Белый взял протянутое в руки. Оказался это оплетенный в нижней части проволокой пучок резиновых хвостов, самодельная плеть, то ли из обрезков проводов, то ли из чего другого подручного; хвосты были аккуратно выровнены по длине; а их кончики – сужались, сходя на нет; часть резины на каждом хвосте была косо срезана сантиметров за десять до завершения.
— Сама смастерила? – спросил Белый, хлестанув себя по свободной ладони, — Оу… – поморщился от внезапной боли.
— Ага. Дождливыми зимними вечерами.
— И не пробовала ни разу? – Белый, воодушевившись, приподнялся и сел, хлестанул себя по ладони еще разок. — Уф. Вот это да.
— Только саму себя. Но саму себя – сам понимаешь, не то… Жалею любимую. На тебя надежда.
— Да тебя этой штукой хоть раз шарахнуть как следует, ты ж скорее в окно сиганешь, чем продолжишь спокойно лежать. Давай уж как в последний раз, ремнем. Зато как следует. А этой штукой – только пугать. Или поглаживать.
— Я все уже спланировала, – Ада опять не услышала или сделала вид, – У тебя ведь там кровать в соседней комнате? Я по дороге в хозяйственный заскочила, купила моток веревки. Все уже спланировано. От тебя нужно только… Да что я, в самом деле. Учу ученого.
…По окончании он выдал ей кимоно. Ткань изнутри пропитается кровавыми каплями, прикинул он, но отстираться должна без проблем. День был уже в разгаре, февраль в том году выдался жарким, и они вышли на балкон, она покурить, он постоять рядом с ней.
— У тебя тут, считай, под окнами византийские мозаики, – сказала она, стряхнув с балкона пепел и указав глазами на полоску деревьев у моря, – Гуляла там только что. Долго не решалась зайти к тебе, – улыбнулась. – У страха-то велики глаза.

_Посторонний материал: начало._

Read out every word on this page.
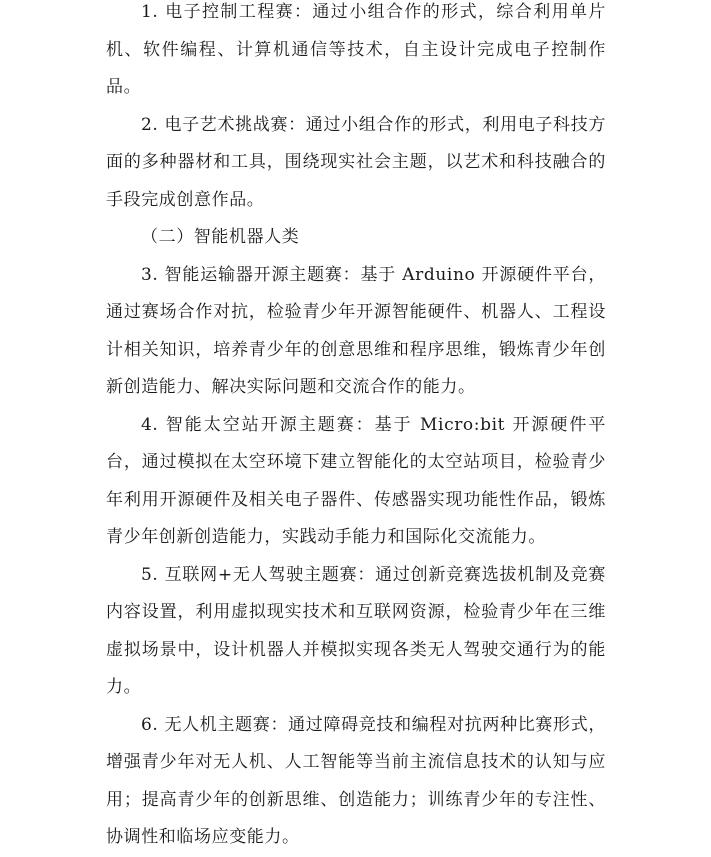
1. 电子控制工程赛：通过小组合作的形式，综合利用单片机、软件编程、计算机通信等技术，自主设计完成电子控制作品。

2. 电子艺术挑战赛：通过小组合作的形式，利用电子科技方面的多种器材和工具，围绕现实社会主题，以艺术和科技融合的手段完成创意作品。

（二）智能机器人类

3. 智能运输器开源主题赛：基于 Arduino 开源硬件平台，通过赛场合作对抗，检验青少年开源智能硬件、机器人、工程设计相关知识，培养青少年的创意思维和程序思维，锻炼青少年创新创造能力、解决实际问题和交流合作的能力。

4. 智能太空站开源主题赛：基于 Micro:bit 开源硬件平台，通过模拟在太空环境下建立智能化的太空站项目，检验青少年利用开源硬件及相关电子器件、传感器实现功能性作品，锻炼青少年创新创造能力，实践动手能力和国际化交流能力。

5. 互联网+无人驾驶主题赛：通过创新竞赛选拔机制及竞赛内容设置，利用虚拟现实技术和互联网资源，检验青少年在三维虚拟场景中，设计机器人并模拟实现各类无人驾驶交通行为的能力。

6. 无人机主题赛：通过障碍竞技和编程对抗两种比赛形式，增强青少年对无人机、人工智能等当前主流信息技术的认知与应用；提高青少年的创新思维、创造能力；训练青少年的专注性、协调性和临场应变能力。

— Мозаики? – рассеянно повторил он.
— Угу. Руины храмов. Такое что-то… Наткнулась совершенно случайно. Там даже по-древнегречески что-то сохранилось, надпись одна. В гугл вбила, гугл выдал перевод – «специальное предложение комиссара Иоанна». А там типа алтаря для даров, типа жертвенника. Приношения святителю Иоанну, вот что там было написано. Выложено мозаикой. Сообразила по старой памяти. А гугл перевел – «специальное предложение». Смешно?
Ада уехала. Белый навел в маленькой комнате порядок, вымыл посуду на кухне. Сел к себе на матрас, в который раз раскрыл ридер. Внимание больше не рассеивалось, и Белый погрузился в чтение.